May be a bit of both - although adrenals can cause aches and pains in some people [so it’s a bit difficult to tell if that or GCA/PMR] the fatigue sounds more like adrenals at your dose.

I’d be inclined to stay put for a while so long as it doesn’t get any worse and give the adrenals chance to ‘catch up’.

Probably ready this- but if not have a glance through -

healthunlocked.com/pmrgcauk...

If it does get worse then advice here for a flare- and if you follow, it shouldn’t lead yo-yo situation -

healthunlocked.com/pmrgcauk...

PMRpro profile image
PMRproAmbassador

You aren't tapering relentlessly to zero - you are looking for the lowest effective dose in a process called titration, You do it by tapering slowly to a dose that just allows symptoms to emerge and then immediately go back to the previous good dose. 6mg is marginally too low to deal with each day's new lot of inflammation. You need at least 6.5mg - you may need a bit more for a few days to clear things out but first try going back to 6.5mg.

SnazzyD profile image
SnazzyD

My experience of low adrenal function was low grade fluey aches, not “pains” that needed a bit of time to go in the mornings after cropping up overnight.

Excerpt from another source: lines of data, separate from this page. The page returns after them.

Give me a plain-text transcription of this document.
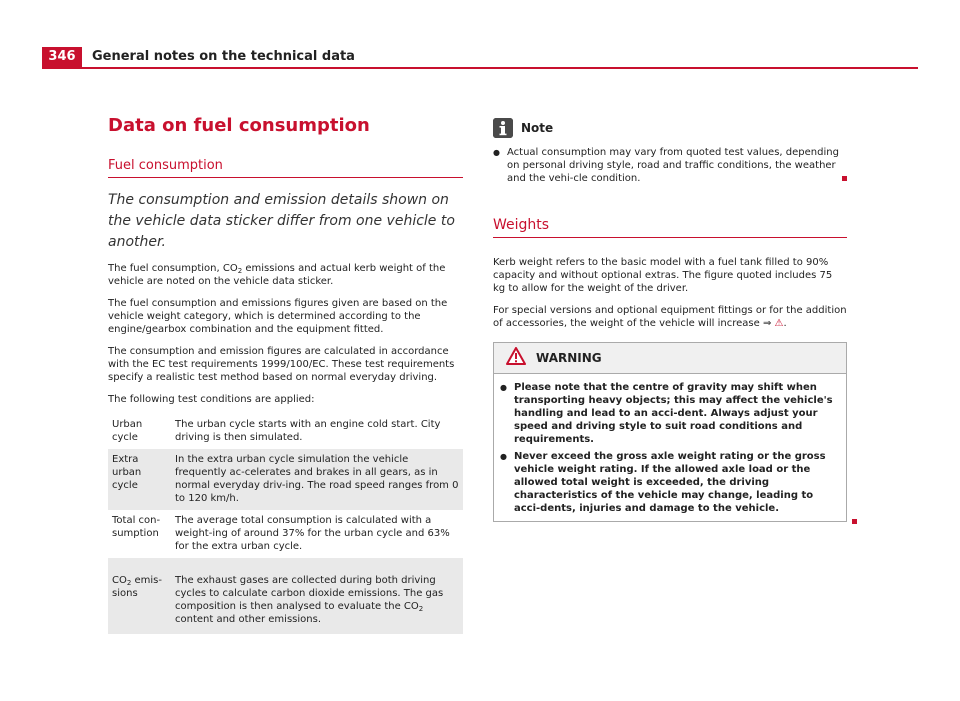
346	General notes on the technical data
Data on fuel consumption
Fuel consumption
The consumption and emission details shown on the vehicle data sticker differ from one vehicle to another.

The fuel consumption, $CO_2$ emissions and actual kerb weight of the vehicle are noted on the vehicle data sticker.

The fuel consumption and emissions figures given are based on the vehicle weight category, which is determined according to the engine/gearbox combination and the equipment fitted.

The consumption and emission figures are calculated in accordance with the EC test requirements 1999/100/EC. These test requirements specify a realistic test method based on normal everyday driving.

The following test conditions are applied:

Urban cycle	The urban cycle starts with an engine cold start. City driving is then simulated.
Extra urban cycle	In the extra urban cycle simulation the vehicle frequently ac-celerates and brakes in all gears, as in normal everyday driv-ing. The road speed ranges from 0 to 120 km/h.
Total con-sumption	The average total consumption is calculated with a weight-ing of around 37% for the urban cycle and 63% for the extra urban cycle.
$CO_2$ emis-sions	The exhaust gases are collected during both driving cycles to calculate carbon dioxide emissions. The gas composition is then analysed to evaluate the $CO_2$ content and other emissions.
Note

● Actual consumption may vary from quoted test values, depending on personal driving style, road and traffic conditions, the weather and the vehi-cle condition.

Weights

Kerb weight refers to the basic model with a fuel tank filled to 90% capacity and without optional extras. The figure quoted includes 75 kg to allow for the weight of the driver.

For special versions and optional equipment fittings or for the addition of accessories, the weight of the vehicle will increase ⇒ ⚠.

WARNING

● Please note that the centre of gravity may shift when transporting heavy objects; this may affect the vehicle's handling and lead to an acci-dent. Always adjust your speed and driving style to suit road conditions and requirements.

● Never exceed the gross axle weight rating or the gross vehicle weight rating. If the allowed axle load or the allowed total weight is exceeded, the driving characteristics of the vehicle may change, leading to acci-dents, injuries and damage to the vehicle.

That sounds suspicious. No matter how good your doctor or reduction plan (it’s great you have both!) if your dose becomes too low to control inflammation at any one time, you’ll feel pain eventually. The fatigue could be due to periodic low levels of cortisol but it could be due to rising inflammation; that aspect is more difficult to tell.

piglette profile image
piglette

The ‘deathly fatigue’ definitely sounds like the adrenals. You do not need to increase your dose unless it gets too much in the adrenals’ case. As DorsetLady says just stay on the current dose for a few more days and see how it goes, if it is the PMR playing up then you probably will need to increase.

SheffieldJane profile image
SheffieldJane

Have your doctors discussed Tocilizumab with you, Actemra if you are not in the UK. It can be very effective for some people in tapering down a Pred dose. I was able to go from 40 mgs to 10 mgs quite quickly without much trouble.

DorsetLady profile image
DorsetLadyPMRGCAuk volunteer in reply toSheffieldJane

Unlikely -GCA - only “ probable “ diagnosis and down to 6mg

SheffieldJane profile image
SheffieldJane

Ah! I think I am running on fake energy. Perhaps I should just retire for a bit. X

DorsetLady profile image
DorsetLadyPMRGCAuk volunteer in reply toSheffieldJane

Good idea… 💤💤

Saffron23 profile image
Saffron23

Hi, I am 6.5mg and feeling achy too. Added in with feeling nauseous, fatigued & generally off kilter. I believe it’s adrenal related and am hoping it will ease up a little...soon!

I have an elderly dog with dementia who is waking me up at 4.30am and 5.15am every morning, I cannot get back to sleep after that. So a long day..🐶🙄

Christmas round the corner and I have declined invites & decided to concentrate on me and my closest. ( and the dog…)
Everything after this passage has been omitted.